Outrageous creatures

Marginal and yet central creatures in the Rutland Psalter, c. 1260 (British Library, Add MS 62925)

Hybrid modes of working. Hybrid vehicles. We call anything which brings together features belonging to two of its members hybrid. It’s a compromise, a way out, a new form, a success. What is neither A nor B, but both. Our world is suffused with hybrids, we like to create them.

But really, the first to think of hybrids and to name them were the Romans. And while they didn’t invent remote working or the Toyota Prius, they did something more fundamental: they juxtaposed, they copied and pasted qualities and features, and found the result outrageous.

For in fact, the first hybrid was an outrage. The word ‘hybrid’ appears in English in the 17th century and it’s, to be honest, late. The Latin word ibrida had been there for over 1,500 years. Outrageous.

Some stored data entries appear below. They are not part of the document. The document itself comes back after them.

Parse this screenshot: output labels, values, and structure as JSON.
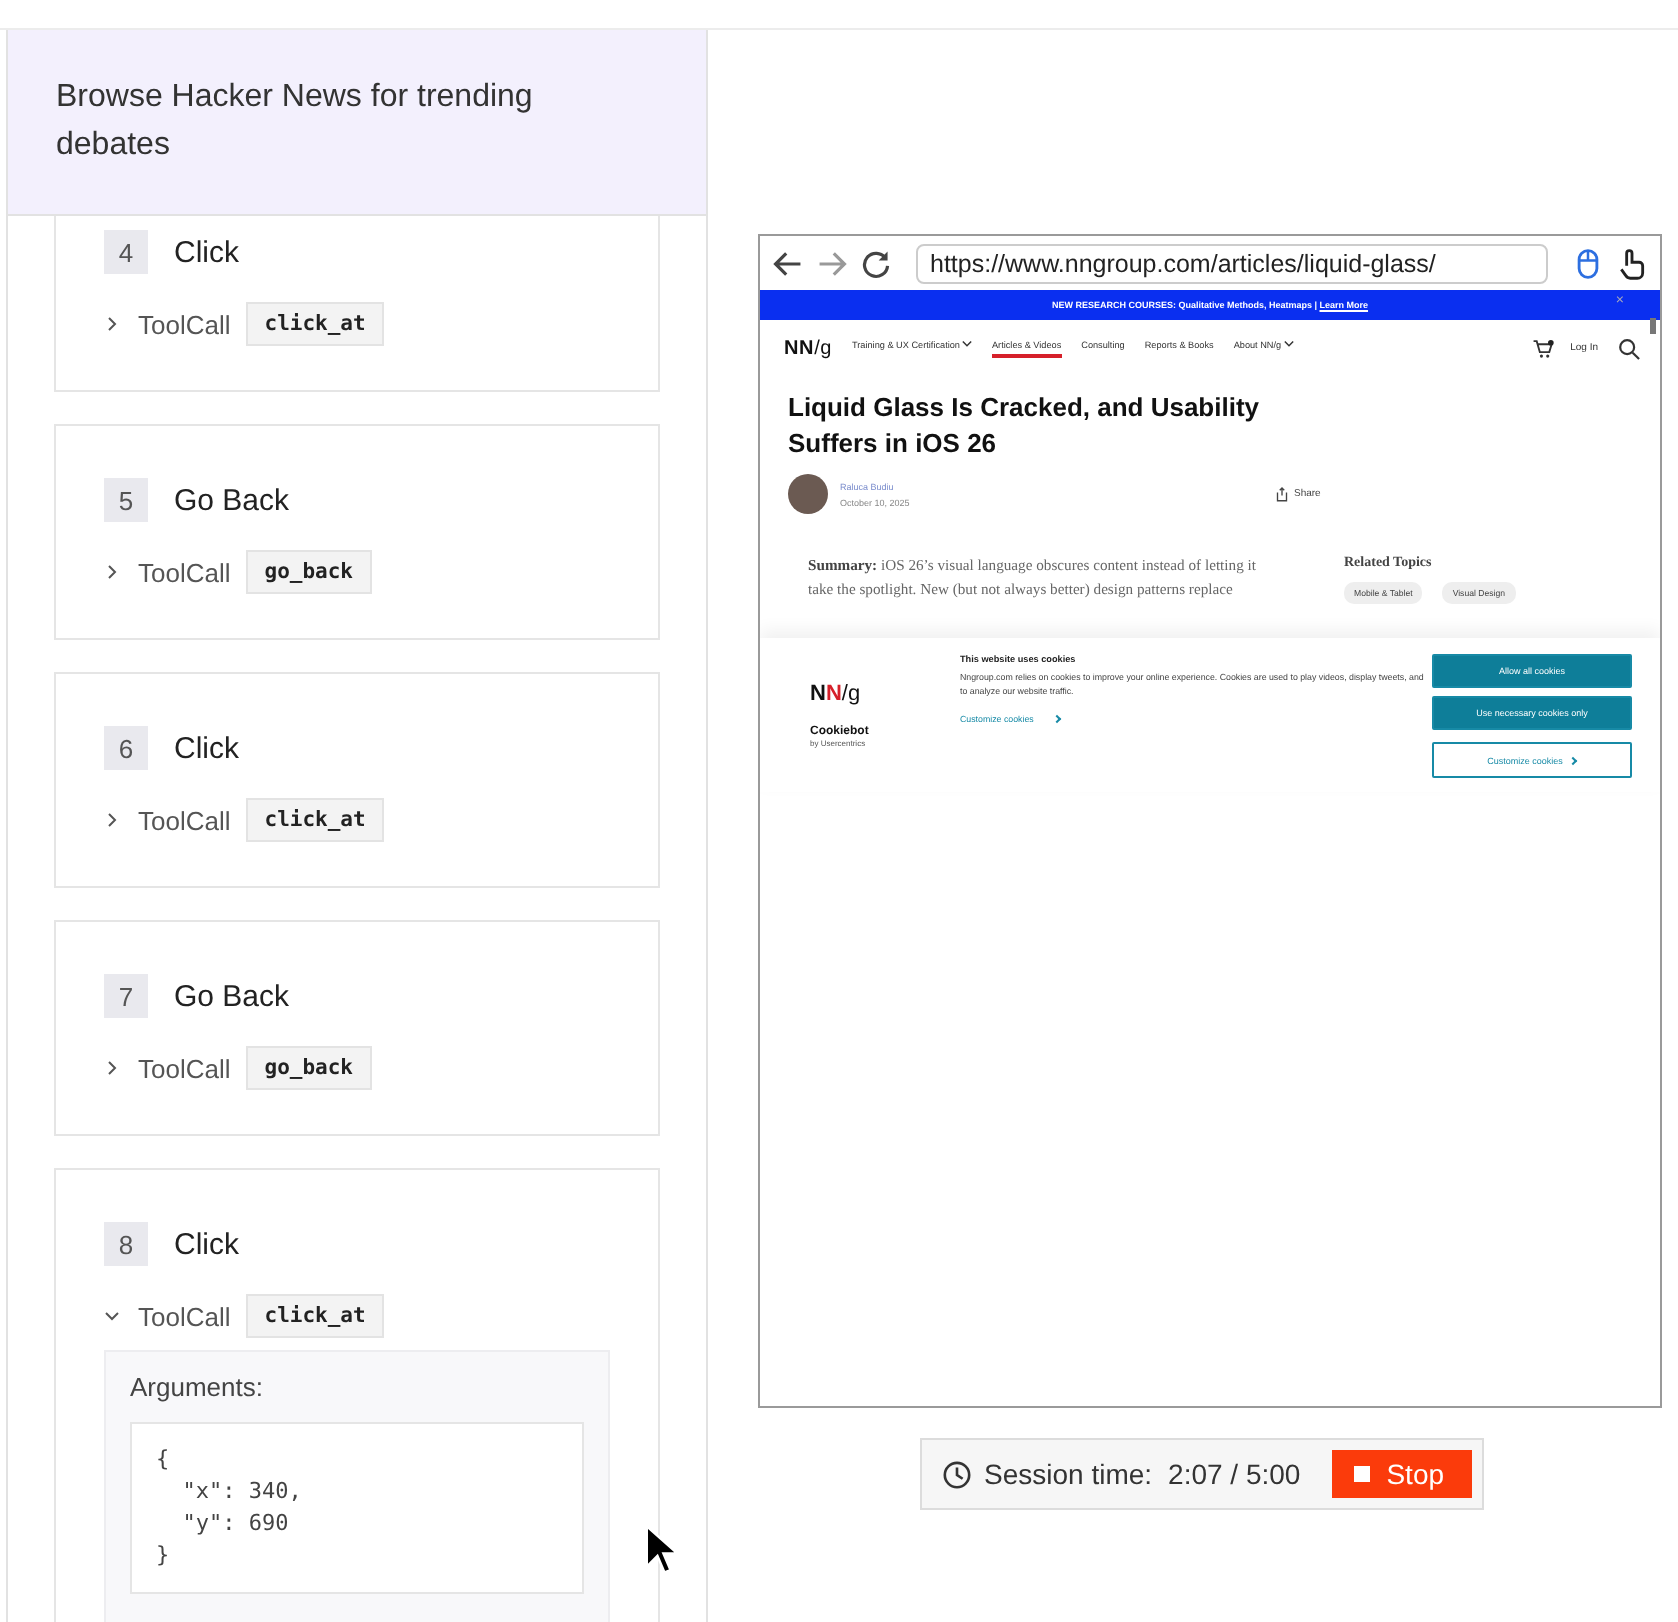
{
  "task": {
    "title": "Browse Hacker News for trending debates"
  },
  "steps": [
    {
      "number": "4",
      "title": "Click",
      "tool_label": "ToolCall",
      "function": "click_at",
      "expanded": false
    },
    {
      "number": "5",
      "title": "Go Back",
      "tool_label": "ToolCall",
      "function": "go_back",
      "expanded": false
    },
    {
      "number": "6",
      "title": "Click",
      "tool_label": "ToolCall",
      "function": "click_at",
      "expanded": false
    },
    {
      "number": "7",
      "title": "Go Back",
      "tool_label": "ToolCall",
      "function": "go_back",
      "expanded": false
    },
    {
      "number": "8",
      "title": "Click",
      "tool_label": "ToolCall",
      "function": "click_at",
      "expanded": true,
      "arguments_label": "Arguments:",
      "arguments": "{\n  \"x\": 340,\n  \"y\": 690\n}"
    }
  ],
  "browser": {
    "url": "https://www.nngroup.com/articles/liquid-glass/",
    "banner": {
      "text": "NEW RESEARCH COURSES: Qualitative Methods, Heatmaps | ",
      "link": "Learn More",
      "close": "×"
    },
    "logo": [
      {
        "text": "N",
        "color": "#111111"
      },
      {
        "text": "N",
        "color": "#111111"
      },
      {
        "text": "/g",
        "color": "#111111"
      }
    ],
    "nav": [
      {
        "label": "Training & UX Certification",
        "dropdown": true,
        "selected": false
      },
      {
        "label": "Articles & Videos",
        "dropdown": false,
        "selected": true
      },
      {
        "label": "Consulting",
        "dropdown": false,
        "selected": false
      },
      {
        "label": "Reports & Books",
        "dropdown": false,
        "selected": false
      },
      {
        "label": "About NN/g",
        "dropdown": true,
        "selected": false
      }
    ],
    "login": "Log In",
    "article": {
      "title": "Liquid Glass Is Cracked, and Usability Suffers in iOS 26",
      "author": "Raluca Budiu",
      "date": "October 10, 2025",
      "share": "Share",
      "summary": "**Summary:**  iOS 26’s visual language obscures content instead of letting it take the spotlight. New (but not always better) design patterns replace",
      "related_title": "Related Topics",
      "related": [
        "Mobile & Tablet",
        "Visual Design"
      ]
    },
    "cookies": {
      "logo": [
        {
          "text": "N",
          "color": "#111111"
        },
        {
          "text": "N",
          "color": "#d6202a"
        },
        {
          "text": "/g",
          "color": "#111111"
        }
      ],
      "brand": "Cookiebot",
      "brand_sub": "by Usercentrics",
      "title": "This website uses cookies",
      "text": "Nngroup.com relies on cookies to improve your online experience. Cookies are used to play videos, display tweets, and to analyze our website traffic.",
      "customize_link": "Customize cookies",
      "buttons": [
        {
          "label": "Allow all cookies",
          "kind": "primary"
        },
        {
          "label": "Use necessary cookies only",
          "kind": "primary"
        },
        {
          "label": "Customize cookies",
          "kind": "outline"
        }
      ]
    }
  },
  "session": {
    "label": "Session time:",
    "time": "2:07 / 5:00",
    "stop": "Stop"
  }
}
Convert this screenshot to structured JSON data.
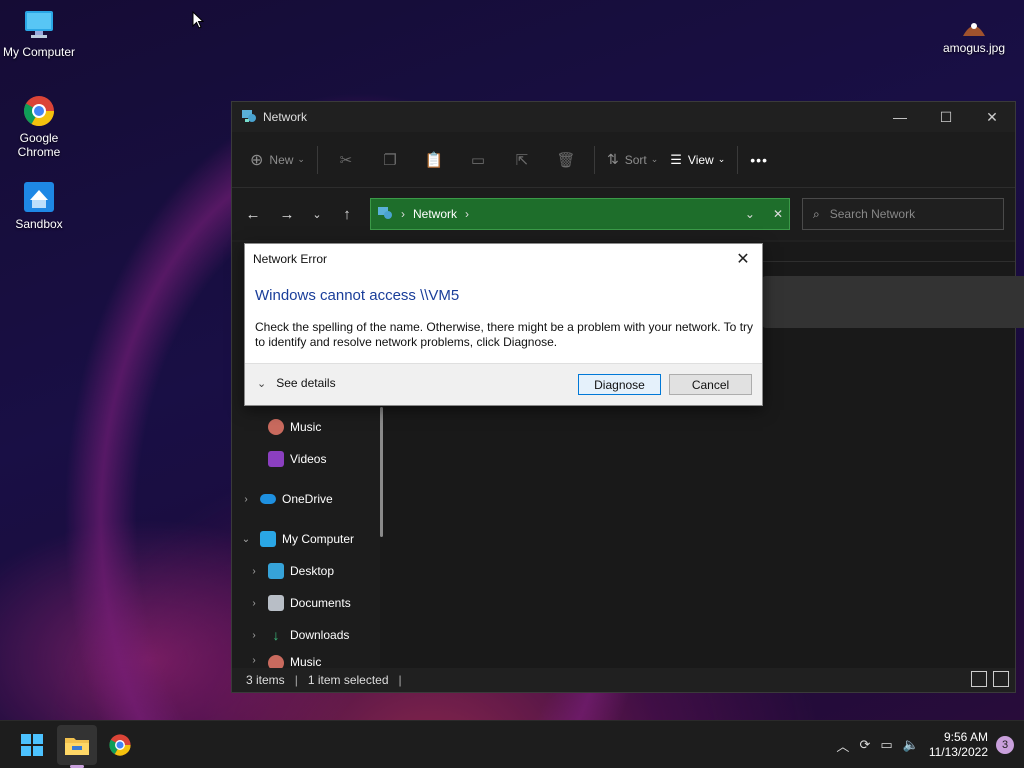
{
  "desktop": {
    "icons": [
      {
        "label": "My Computer",
        "icon": "monitor-icon"
      },
      {
        "label": "Google Chrome",
        "icon": "chrome-icon"
      },
      {
        "label": "Sandbox",
        "icon": "sandbox-icon"
      },
      {
        "label": "amogus.jpg",
        "icon": "image-file-icon"
      }
    ]
  },
  "window": {
    "title": "Network",
    "controls": {
      "minimize": "—",
      "maximize": "☐",
      "close": "✕"
    },
    "toolbar": {
      "new_label": "New",
      "sort_label": "Sort",
      "view_label": "View",
      "more_label": "•••"
    },
    "address": {
      "segment": "Network"
    },
    "search_placeholder": "Search Network",
    "nav_items": [
      {
        "label": "Music",
        "indent": 2
      },
      {
        "label": "Videos",
        "indent": 2
      },
      {
        "label": "OneDrive",
        "indent": 1
      },
      {
        "label": "My Computer",
        "indent": 1
      },
      {
        "label": "Desktop",
        "indent": 2
      },
      {
        "label": "Documents",
        "indent": 2
      },
      {
        "label": "Downloads",
        "indent": 2
      },
      {
        "label": "Music",
        "indent": 2
      }
    ],
    "status": {
      "items": "3 items",
      "selected": "1 item selected"
    }
  },
  "dialog": {
    "title": "Network Error",
    "heading": "Windows cannot access \\\\VM5",
    "body": "Check the spelling of the name. Otherwise, there might be a problem with your network. To try to identify and resolve network problems, click Diagnose.",
    "see_details": "See details",
    "diagnose": "Diagnose",
    "cancel": "Cancel"
  },
  "taskbar": {
    "time": "9:56 AM",
    "date": "11/13/2022",
    "notification_count": "3"
  }
}
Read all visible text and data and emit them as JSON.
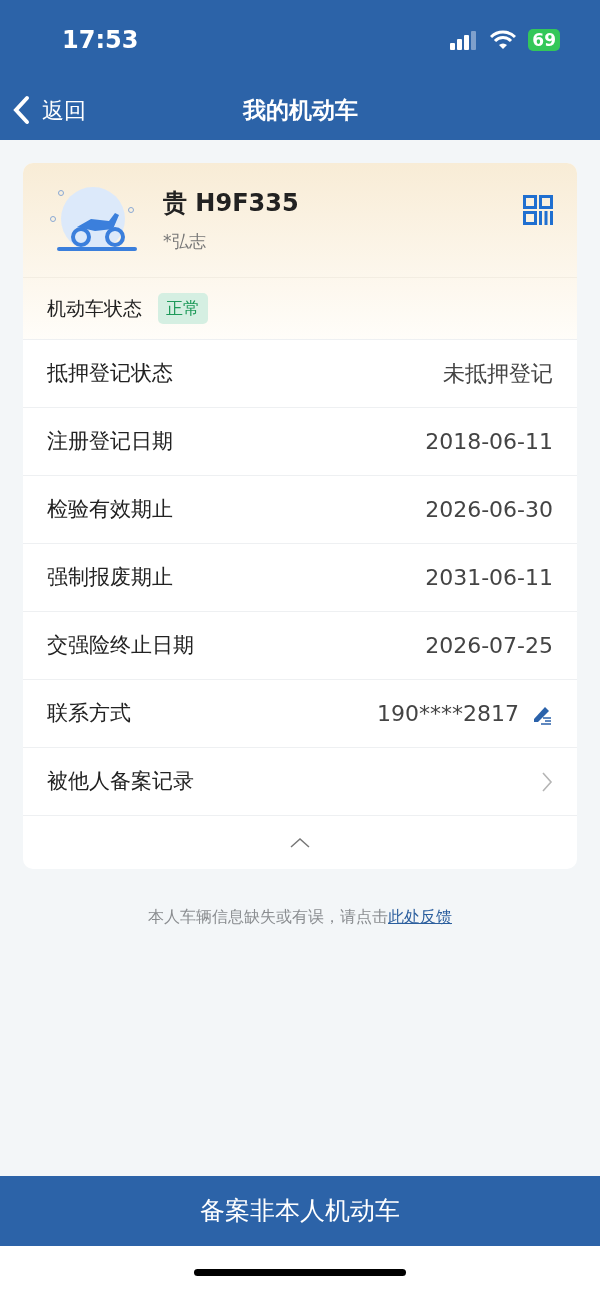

But the most outrageous thing about it was that at the heart of the concept was outrage itself. A hybrida or ibrida was the result of a sow and a cow, the child of a slave and a freeman, something which was neither fully one nor the other. The outcome of two contradictions. A variation on hybris, on pride, insolence or outrage. Something which was seen to be marginal to the blueprints of nature, not an anomaly, but a distressing singularity. The ancients were convinced that nature didn’t produce hybrids, so it was left to the minds of humans to conjure them up, in acts of hybris and great existential pride.